Porventura

 

Hoje tem Porventura (Record, 2012), do Antonio Cícero:

Um dos destaques desta reunião de textos poéticos, "Blackout" conduz o(a)s leitore(a)s, além da evidente linguagem poética, por uma trilha, espécie de um relato ou crônica a respeito de angústia, solidão, temores urbanos.

O narrador-voz poética diz atravessar noites sentado diante de um computador em aventura incontornável, tecendo a madrugada e poemas e, por deixar a janela aberta, teme um ataque de um vizinho:

"E se ele a tudo atentar/ e por inveja e recalque/ me der um tiro de lá?/ Melhor fechar o blackout".

O impulso da e pela vida, de "Blackout", motor para seguir usufruindo a beleza, o dilaceramento e o nonsense do real, dialoga com "Meio-fio", mesmo que por meio de poucos pontos de contato.

Neste poema, (outra vez) um narrador-voz poética relata ter programado uma sessão de cinema, respiro para uma noite de domingo no Rio de Janeiro.

A uma quadra do planejado destino, um incidente – pedra no caminho – coloca o personagem em uma calçada, abrindo espaço para inesperada experiência:

"Mas a noite, com a malícia/ e a fluidez de um jaguar,/ nada espera. Da Avenida/ Atlântica, a maresia,/ cio marinho, alicia/ para outras eras da vida.".

Evocada em dois poemas já citados, a existência é reverenciada em "O fim da vida", outro ponto alto de Porventura:

"Conhece da humana lida/ a sorte:/ o único fim da vida/ é a morte/ e não há, depois da morte,/ mais nada./ Eis o que torna esta vida/ sagrada:/ ela é tudo e o resto, nada.".

A percepção lúcida do fim da jornada vital é mote de um texto poético que o autor, sofisticado poeta e ensaísta filosófico, dedica à memória de um irmão e em "A morte de Arquimedes de Siracusa".

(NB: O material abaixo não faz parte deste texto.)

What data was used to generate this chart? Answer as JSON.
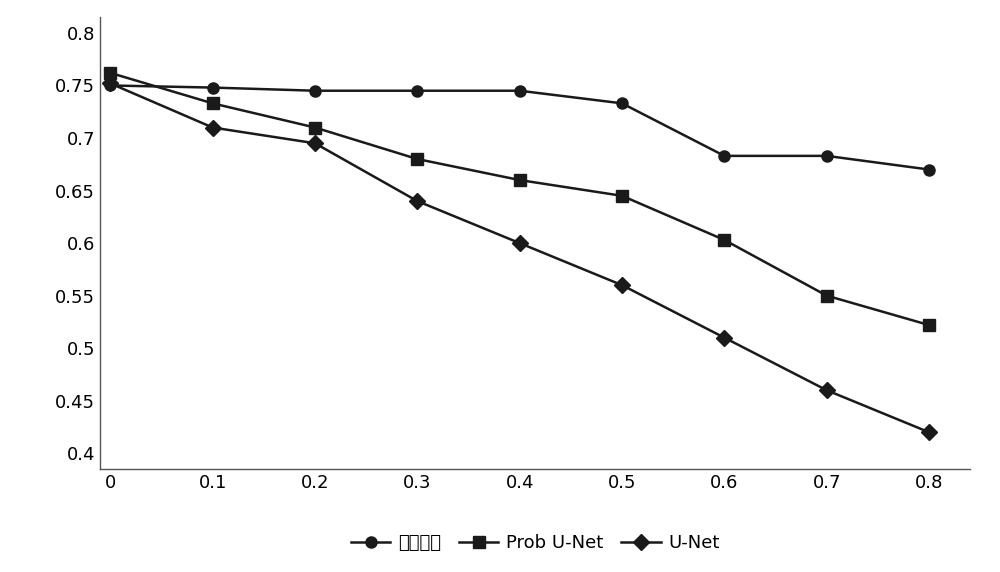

E o narrador-voz poética recorrente em Porventura, mesmo e talvez por apreciar todo viver, enuncia em "Valeu" não querer uma eventual segunda oportunidade (se for-fosse possível):

"Vida, valeu./ Não te repetirei jamais."

Doce mistério, o pulso que ainda pulsa recebe artística forma em "3h47", que encerra Porventura com síntese, repertório e humor, revelando que o poeta – sem dúvida – sabe que a vida é mais:

"Bem que Horácio dizia/ preferir dormir bem/ a escrever poesia.".